投げそうだった!

I don’t even like baseball, but I couldn’t help but follow Yu Darvish’s near-perfect game the other night. Thanks to the ESPN app on my phone, I was notified after six perfect innings, and because I live in the south, not far from Houston, FOX Sports Southwest was showing the game. So I was able to watch the eighth and ninth innings live. At some point I posted on Facebook: “Shhhhhhhhhhhhhhhh – Yu.”

As an isolated post this might have looked like I was quoting Yu or something, so immediately underneath it I provided an explanation: “Nobody. Say. Anything.” When the perfect game was destroyed, I added 残念!

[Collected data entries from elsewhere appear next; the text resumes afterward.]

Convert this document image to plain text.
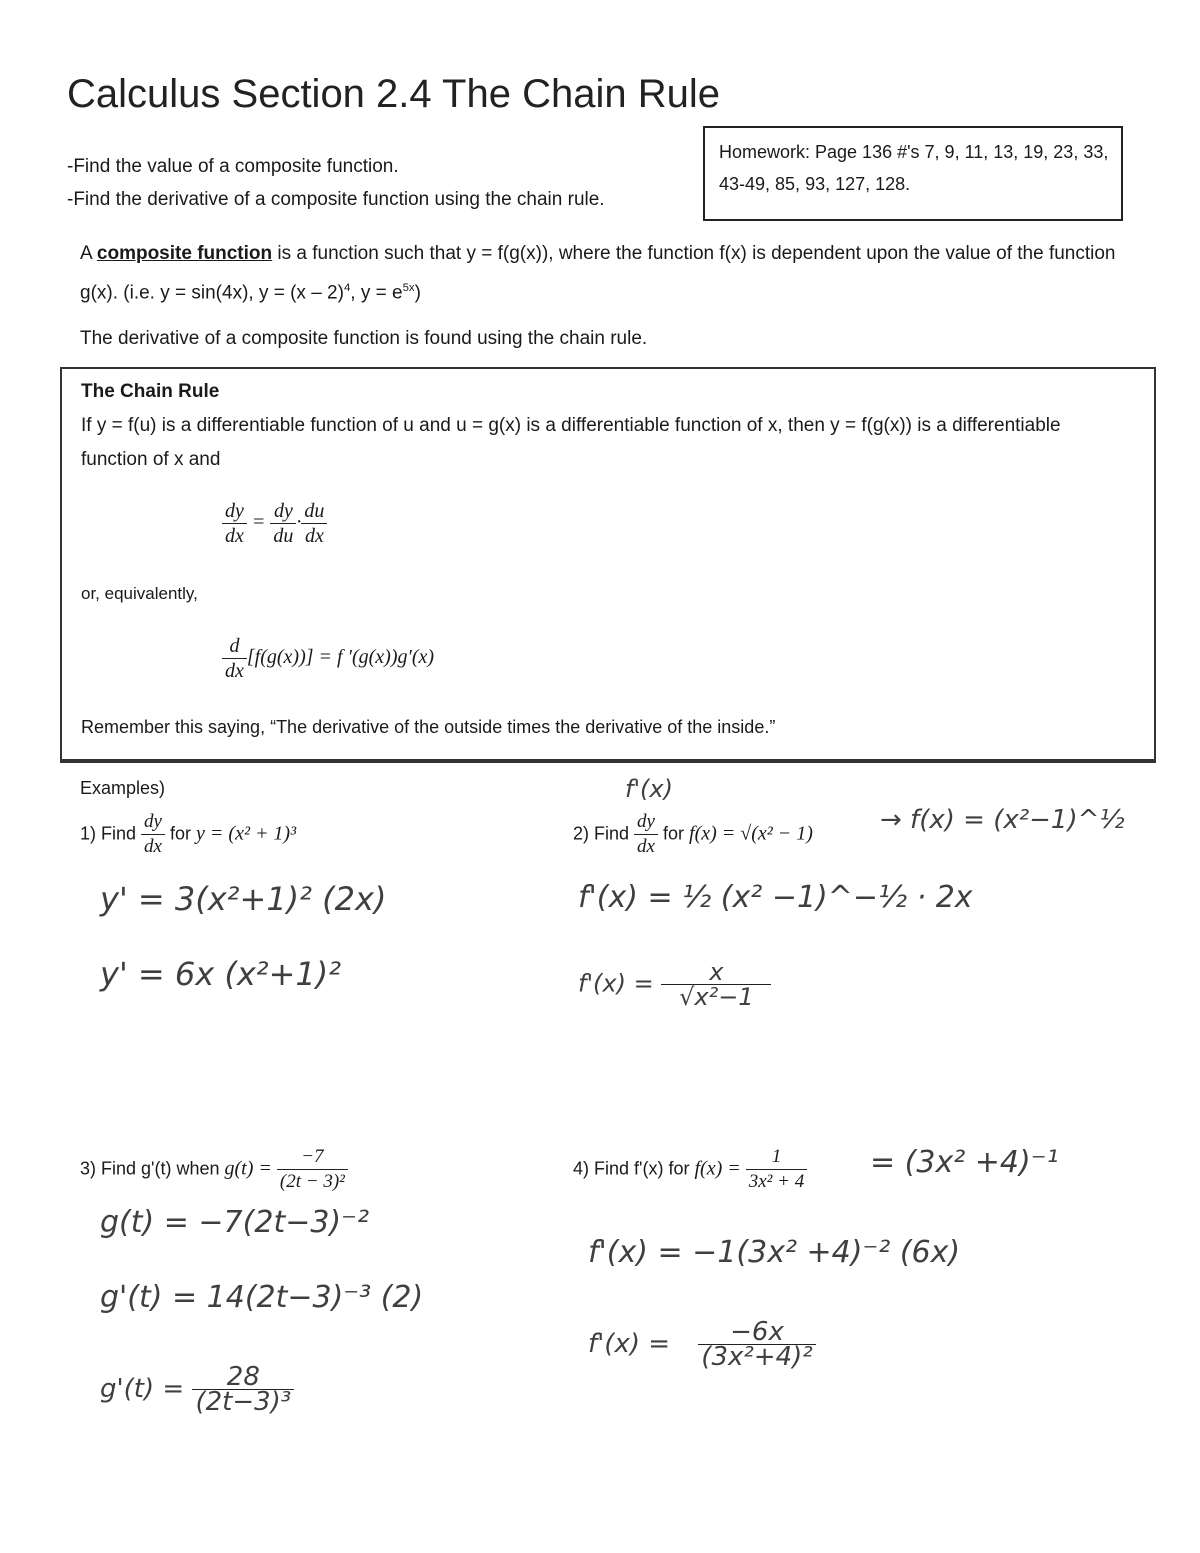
Calculus Section 2.4 The Chain Rule
-Find the value of a composite function.
-Find the derivative of a composite function using the chain rule.
Homework: Page 136 #'s 7, 9, 11, 13, 19, 23, 33, 43-49, 85, 93, 127, 128.
A composite function is a function such that y = f(g(x)), where the function f(x) is dependent upon the value of the function g(x). (i.e. y = sin(4x), y = (x – 2)$^4$, $y = e^{5x}$)
The derivative of a composite function is found using the chain rule.
The Chain Rule
If y = f(u) is a differentiable function of u and u = g(x) is a differentiable function of x, then y = f(g(x)) is a differentiable function of x and
$\frac{dy}{dx} = \frac{dy}{du} \cdot \frac{du}{dx}$
or, equivalently,
$\frac{d}{dx} [f(g(x))] = f$ ′(g(x))g′(x)
Remember this saying, “The derivative of the outside times the derivative of the inside.”
Examples)
1) Find $\frac{dy}{dx}$ for y = (x² + 1)³
y' = 3(x²+1)² (2x)
y' = 6x (x²+1)²
f'(x)
2) Find $\frac{dy}{dx}$ for f(x) = √(x² − 1)	→ f(x) = (x²−1)^½
f'(x) = ½ (x² −1)^−½ · 2x
$f'(x) = \frac{x}{\text{√x²−1}}$
3) Find g'(t) when $g(t) = \frac{-7}{\text{(2t − 3)²}}$
g(t) = −7(2t−3)⁻²
g'(t) = 14(2t−3)⁻³ (2)
$g'(t) = \frac{28}{\text{(2t−3)³}}$
4) Find f'(x) for $f(x) = \frac{1}{\text{3x² + 4}} = (3x^2 +4)^{-1}$
f'(x) = −1(3x² +4)⁻² (6x)
$f'(x) = \frac{-6x}{\text{(3x²+4)²}}$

Later on, well after that, one of my former students (a kid I taught when he was in second through fifth grades of elementary school!) commented on the post, and I had a chance to use one of my favorite grammar patterns:

nagesou

投げそうだった!

He almost threw a perfect game!

The pattern always reminds me of the time when I nearly finished beating a tanuki to death on the rural roads of Fukushima Prefecture. This is such a fundamental misunderstanding of the word ほとんど that it’s almost embarrassing (my continued misuse of the word “tense” is also embarrassing), and to this day always makes me remember that there is no such thing as perfect translation. Those two phrases above are the best ways to express how close Darvish came to perfection, but they don’t equal each other. They are, however, pretty damn good equivalents.

2 thoughts on “投げそうだった!

  1. But now that kid thinks that “Shhhhhhhhhhhhhhhh” is a verb that means “to be within reach of throwing a perfect game”! You have failed to meet your lifelong obligations as a sensei! Sean Connery would cock a disapproving eyebrow at you for sure.

  2. Ha, yeah, I thought about that. I have no idea what he thought. He probably was just reacting to the 残念.

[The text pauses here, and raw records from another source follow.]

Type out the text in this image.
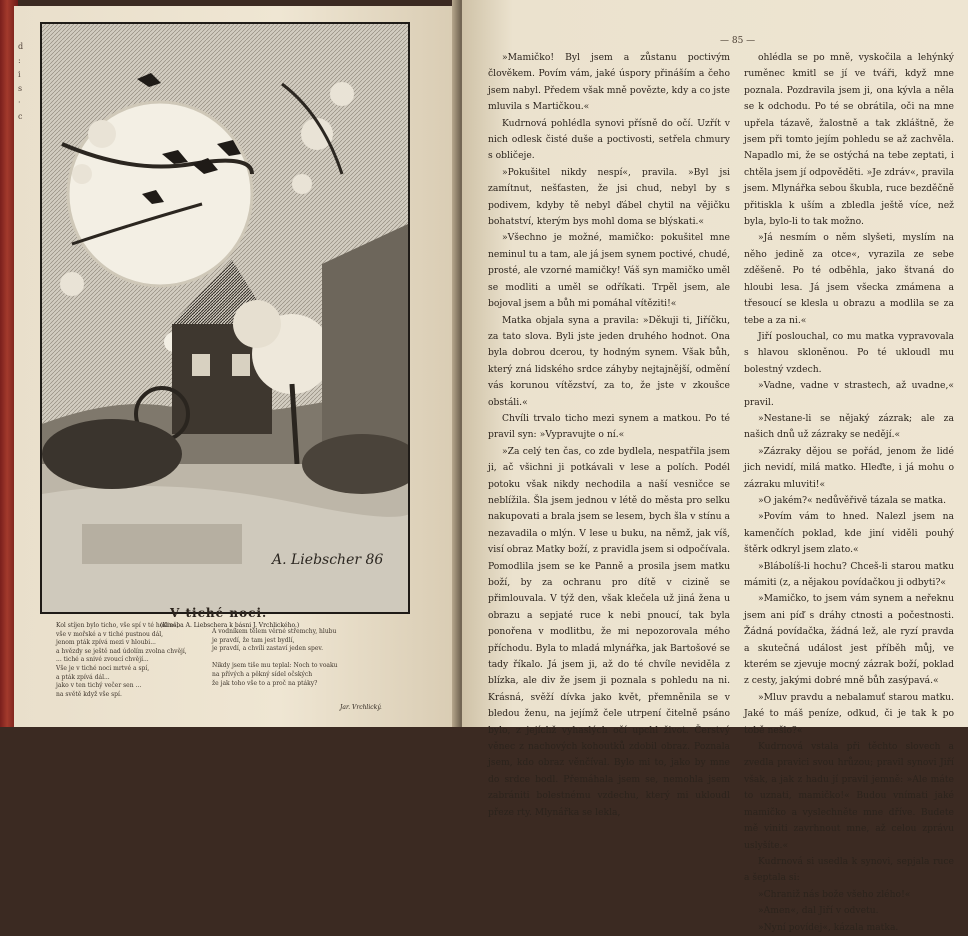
d
:
i
s
·
c
A. Liebscher 86
V tiché noci.
(Kresba A. Liebschera k básni J. Vrchlického.)
Kol stíjen bylo ticho, vše spí v té hodině,
vše v mořské a v tiché pustnou dál,
jenom pták zpívá mezi v hloubi...
a hvězdy se ještě nad údolím zvolna chvějí,
... tiché a snivé zvoucí chvějí...
Vše je v tiché noci mrtvé a spí,
a pták zpívá dál...
jako v ten tichý večer sen ...
na světě když vše spí.
A vodníkem tělem věrné střemchy, hlubu
je pravdí, že tam jest bydlí,
je pravdí, a chvíli zastaví jeden spev.

Nikdy jsem tiše mu teplal: Noch to voaku
na přívých a pěkný sídel očských
že jak toho vše to a proč na ptáky?
Jar. Vrchlický.
— 85 —

»Mamičko! Byl jsem a zůstanu poctivým člověkem. Povím vám, jaké úspory přináším a čeho jsem nabyl. Předem však mně povězte, kdy a co jste mluvila s Martičkou.«

Kudrnová pohlédla synovi přísně do očí. Uzřít v nich odlesk čisté duše a poctivosti, setřela chmury s obličeje.

»Pokušitel nikdy nespí«, pravila. »Byl jsi zamítnut, nešťasten, že jsi chud, nebyl by s podivem, kdyby tě nebyl ďábel chytil na vějičku bohatství, kterým bys mohl doma se blýskati.«

»Všechno je možné, mamičko: pokušitel mne neminul tu a tam, ale já jsem synem poctivé, chudé, prosté, ale vzorné mamičky! Váš syn mamičko uměl se modliti a uměl se odříkati. Trpěl jsem, ale bojoval jsem a bůh mi pomáhal vítěziti!«

Matka objala syna a pravila: »Děkuji ti, Jiříčku, za tato slova. Byli jste jeden druhého hodnot. Ona byla dobrou dcerou, ty hodným synem. Však bůh, který zná lidského srdce záhyby nejtajnější, odmění vás korunou vítězství, za to, že jste v zkoušce obstáli.«

Chvíli trvalo ticho mezi synem a matkou. Po té pravil syn: »Vypravujte o ní.«

»Za celý ten čas, co zde bydlela, nespatřila jsem ji, ač všichni ji potkávali v lese a polích. Podél potoku však nikdy nechodila a naší vesničce se neblížila. Šla jsem jednou v létě do města pro selku nakupovati a brala jsem se lesem, bych šla v stínu a nezavadila o mlýn. V lese u buku, na němž, jak víš, visí obraz Matky boží, z pravidla jsem si odpočívala. Pomodlila jsem se ke Panně a prosila jsem matku boží, by za ochranu pro dítě v cizině se přimlouvala. V týž den, však klečela už jiná žena u obrazu a sepjaté ruce k nebi pnoucí, tak byla ponořena v modlitbu, že mi nepozorovala mého příchodu. Byla to mladá mlynářka, jak Bartošové se tady říkalo. Já jsem ji, až do té chvíle neviděla z blízka, ale div že jsem ji poznala s pohledu na ni. Krásná, svěží dívka jako květ, přemněnila se v bledou ženu, na jejímž čele utrpení čitelně psáno bylo, z jejíchž vyhaslých očí upchl život. Čerstvý věnec z nachových kohoutků zdobil obraz. Poznala jsem, kdo obraz věnčíval. Bylo mi to, jako by mne do srdce bodl. Přemáhala jsem se, nemohla jsem zabrániti bolestnému vzdechu, který mi ukloudl přeze rty. Mlynářka se lekla,

ohlédla se po mně, vyskočila a lehýnký ruměnec kmitl se jí ve tváři, když mne poznala. Pozdravila jsem ji, ona kývla a něla se k odchodu. Po té se obrátila, oči na mne upřela tázavě, žalostně a tak zkláštně, že jsem při tomto jejím pohledu se až zachvěla. Napadlo mi, že se ostýchá na tebe zeptati, i chtěla jsem jí odpověděti. »Je zdráv«, pravila jsem. Mlynářka sebou škubla, ruce bezděčně přitiskla k uším a zbledla ještě více, než byla, bylo-li to tak možno.

»Já nesmím o něm slyšeti, myslím na něho jedině za otce«, vyrazila ze sebe zděšeně. Po té odběhla, jako štvaná do hloubi lesa. Já jsem všecka zmámena a třesoucí se klesla u obrazu a modlila se za tebe a za ni.«

Jiří poslouchal, co mu matka vypravovala s hlavou skloněnou. Po té ukloudl mu bolestný vzdech.

»Vadne, vadne v strastech, až uvadne,« pravil.

»Nestane-li se nějaký zázrak; ale za našich dnů už zázraky se nedějí.«

»Zázraky dějou se pořád, jenom že lidé jich nevidí, milá matko. Hleďte, i já mohu o zázraku mluviti!«

»O jakém?« nedůvěřivě tázala se matka.

»Povím vám to hned. Nalezl jsem na kamenčích poklad, kde jiní viděli pouhý štěrk odkryl jsem zlato.«

»Blábolíš-li hochu? Chceš-li starou matku mámiti (z, a nějakou povídačkou ji odbyti?«

»Mamičko, to jsem vám synem a neřeknu jsem ani píď s dráhy ctnosti a počestnosti. Žádná povídačka, žádná lež, ale ryzí pravda a skutečná událost jest příběh můj, ve kterém se zjevuje mocný zázrak boží, poklad z cesty, jakými dobré mně bůh zasýpavá.«

»Mluv pravdu a nebalamuť starou matku. Jaké to máš peníze, odkud, či je tak k po tobě nešlo?«

Kudrnová vstala při těchto slovech a zvedla pravici svou hrůzou; pravil synovi Jiří však, a jak z hadu jí pravil jemně: »Ale máte to uznati, mamičko!« Budou vnímati jaké mamičko a vyslechněte mne dříve. Budete mě viniti zavrhnout mne, až celou zprávu uslyšíte.«

Kudrnová si usedla k synovi, sepjala ruce a šeptala si:

»Chraniž nás bože všeho zlého!«

»Amen«, dal Jiří v odvetu.

»Nyní povídej«, kázala matka.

    This kid was, by far, the worst behaved student I had during my time in the 田舎. Once when he was in second grade, the teacher (who moved on to a different school after that year) dragged him screaming from the classroom. He reached out as she pulled him, grabbed on to a terrarium filled with water, soil, and bugs, and jerked it off the shelf so it shattered on the ground and spilled the contents everywhere.